The maximum number of concurrent judges to use for the metric. Defaults to None.

None

ToolCallParser

ToolCallParser converts public tool-call rows into DeepEval tool calls.

from_trajectory_steps(steps)

Convert internal trajectory step dictionaries to public tool calls.

Parameters:

Name Type Description Default
steps list[dict[str, Any]]

Internal step dictionaries produced by TrajectoryParser.

required

Returns:

Type Description
list[ToolCall]

List of typed public ToolCall objects.

normalize_tool_name(tool_name)

Normalize tool names by removing dynamic suffixes.

Tool names like 'delegate_to_sql_query_agent_xg7c' or 'delegate_to_sql_query_agent_nxle' become 'delegate_to_sql_query_agent' by removing the last underscore and 4-char suffix.

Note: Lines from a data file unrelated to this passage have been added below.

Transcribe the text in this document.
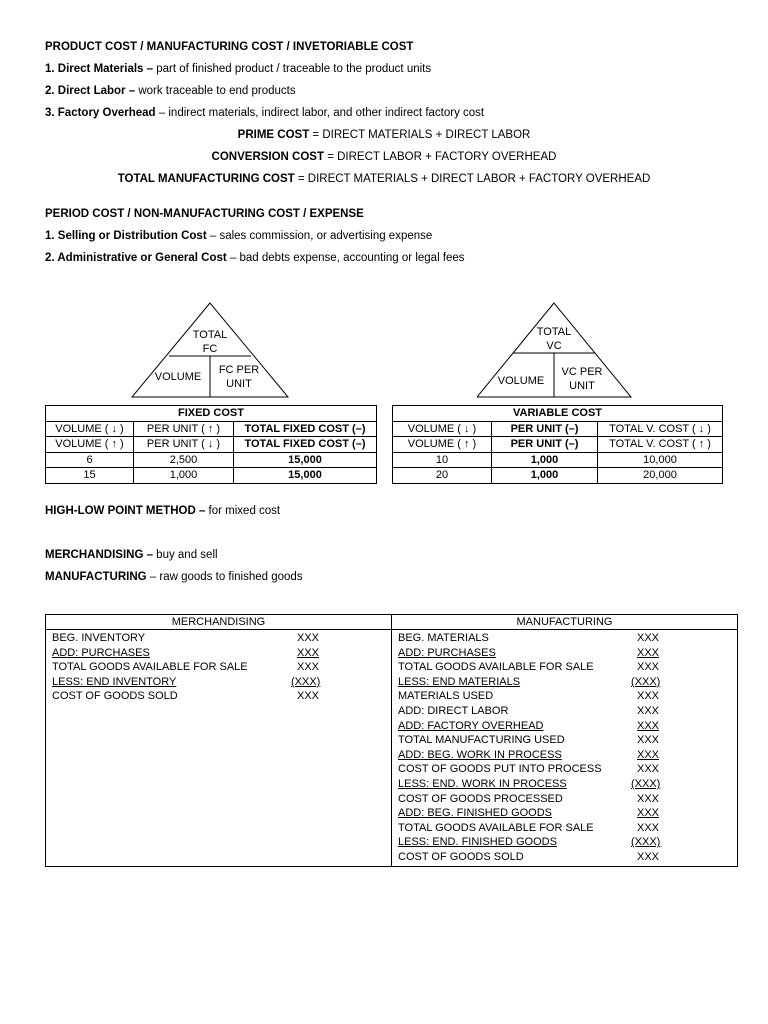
PRODUCT COST / MANUFACTURING COST / INVETORIABLE COST
1. Direct Materials – part of finished product / traceable to the product units
2. Direct Labor – work traceable to end products
3. Factory Overhead – indirect materials, indirect labor, and other indirect factory cost
PRIME COST = DIRECT MATERIALS + DIRECT LABOR
CONVERSION COST = DIRECT LABOR + FACTORY OVERHEAD
TOTAL MANUFACTURING COST = DIRECT MATERIALS + DIRECT LABOR + FACTORY OVERHEAD
PERIOD COST / NON-MANUFACTURING COST / EXPENSE
1. Selling or Distribution Cost – sales commission, or advertising expense
2. Administrative or General Cost – bad debts expense, accounting or legal fees
TOTAL
FC
VOLUME
FC PER
UNIT
TOTAL
VC
VOLUME
VC PER
UNIT
FIXED COST		
VOLUME ( ↓ )	PER UNIT ( ↑ )	TOTAL FIXED COST (–)
VOLUME ( ↑ )	PER UNIT ( ↓ )	TOTAL FIXED COST (–)
6	2,500	15,000
15	1,000	15,000
VARIABLE COST		
VOLUME ( ↓ )	PER UNIT (–)	TOTAL V. COST ( ↓ )
VOLUME ( ↑ )	PER UNIT (–)	TOTAL V. COST ( ↑ )
10	1,000	10,000
20	1,000	20,000
HIGH-LOW POINT METHOD – for mixed cost
MERCHANDISING – buy and sell
MANUFACTURING – raw goods to finished goods
MERCHANDISING
BEG. INVENTORY	XXX
ADD: PURCHASES	XXX
TOTAL GOODS AVAILABLE FOR SALE	XXX
LESS: END INVENTORY	(XXX)
COST OF GOODS SOLD	XXX
MANUFACTURING
BEG. MATERIALS	XXX
ADD: PURCHASES	XXX
TOTAL GOODS AVAILABLE FOR SALE	XXX
LESS: END MATERIALS	(XXX)
MATERIALS USED	XXX
ADD: DIRECT LABOR	XXX
ADD: FACTORY OVERHEAD	XXX
TOTAL MANUFACTURING USED	XXX
ADD: BEG. WORK IN PROCESS	XXX
COST OF GOODS PUT INTO PROCESS	XXX
LESS: END. WORK IN PROCESS	(XXX)
COST OF GOODS PROCESSED	XXX
ADD: BEG. FINISHED GOODS	XXX
TOTAL GOODS AVAILABLE FOR SALE	XXX
LESS: END. FINISHED GOODS	(XXX)
COST OF GOODS SOLD	XXX
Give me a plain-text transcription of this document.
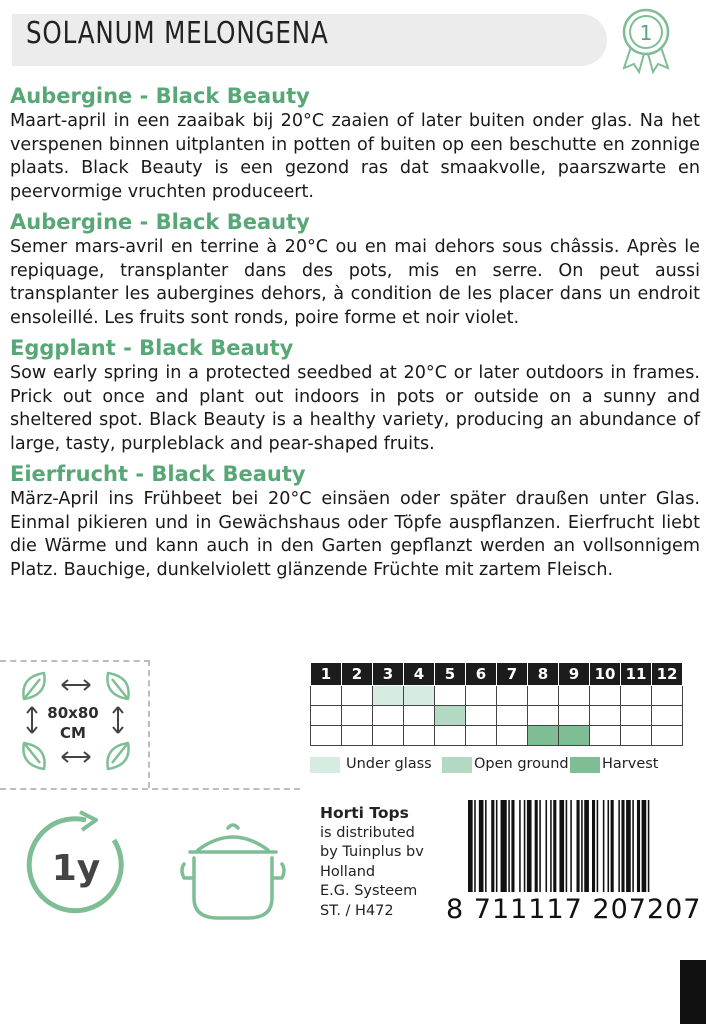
SOLANUM MELONGENA	1
Aubergine - Black Beauty
Maart-april in een zaaibak bij 20°C zaaien of later buiten onder glas. Na het verspenen binnen uitplanten in potten of buiten op een beschutte en zonnige plaats. Black Beauty is een gezond ras dat smaakvolle, paarszwarte en peervormige vruchten produceert.
Aubergine - Black Beauty
Semer mars-avril en terrine à 20°C ou en mai dehors sous châssis. Après le repiquage, transplanter dans des pots, mis en serre. On peut aussi transplanter les aubergines dehors, à condition de les placer dans un endroit ensoleillé. Les fruits sont ronds, poire forme et noir violet.
Eggplant - Black Beauty
Sow early spring in a protected seedbed at 20°C or later outdoors in frames. Prick out once and plant out indoors in pots or outside on a sunny and sheltered spot. Black Beauty is a healthy variety, producing an abundance of large, tasty, purpleblack and pear-shaped fruits.
Eierfrucht - Black Beauty
März-April ins Frühbeet bei 20°C einsäen oder später draußen unter Glas. Einmal pikieren und in Gewächshaus oder Töpfe auspflanzen. Eierfrucht liebt die Wärme und kann auch in den Garten gepflanzt werden an vollsonnigem Platz. Bauchige, dunkelviolett glänzende Früchte mit zartem Fleisch.
80x80
CM
1y
1	2	3	4	5	6	7	8	9	10	11	12

Under glass	Open ground Harvest
Horti Tops
is distributed
by Tuinplus bv
Holland
E.G. Systeem
ST. / H472	8 711117 207207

Removes suffixes that look like random IDs (4 chars alphanumeric mix with both letters and digits, e.g. _xg7c, _nxle, _zor2), not legitimate tool name parts like '_data' or '_name'.

Parameters:

Name Type Description Default
tool_name str

The original tool name with potential suffix.

required

Returns:

Type Description
str

Normalized tool name without dynamic suffix.

parse(tool_calls)

Parse public tool-call payloads into DeepEval tool calls.

Parameters:

Name Type Description Default
tool_calls list[ToolCall | dict[str, Any]]

Public tool-call payloads as ToolCall objects or raw dicts.

required

Returns:

Type Description
list[ToolCall]

List of DeepEvalToolCall instances for metric evaluation.

to_deepeval_tool_calls(steps, normalize_names=True, include_output=True)

Convert public tool calls into DeepEval tool calls.

This is shared adapter logic used by metric classes that pass tool-call data into DeepEval.

Parameters:

Name Type Description Default
steps list[ToolCall]

List of tool calls with 'name', 'input_parameters', and optional 'output'.

required
normalize_names bool

Whether to normalize tool names by removing dynamic suffixes (e.g., _xg7c). Defaults to True.

True
include_output bool

Whether to include the 'output' field from each step in the DeepEval tool call. Defaults to True.

True

Returns:

Type Description
list[ToolCall]

List of DeepEvalToolCall objects.

TrajectoryParser()

TrajectoryParser is used to parse trajectory data into steps.

Initialize the TrajectoryParser.

convert_trajectory_to_steps(trajectory)

Convert trajectory data to expected steps format.

This function converts agent trajectory data into a flattened list of steps. When a tool call has both a step without output and a step with output, they share the same tool_call_id to indicate they represent the same execution.

Parameters:

Name Type Description Default
trajectory list[dict]

List of trajectory messages with roles (user/assistant/tool).

required

Returns:

Type Description
list[dict]

List of step dictionaries with tool_call_id, kind, name, args, and optional output.

list[dict]

Steps representing the same tool call (with and without output) share the same tool_call_id.

parse(trajectory)

Parse the trajectory data into steps.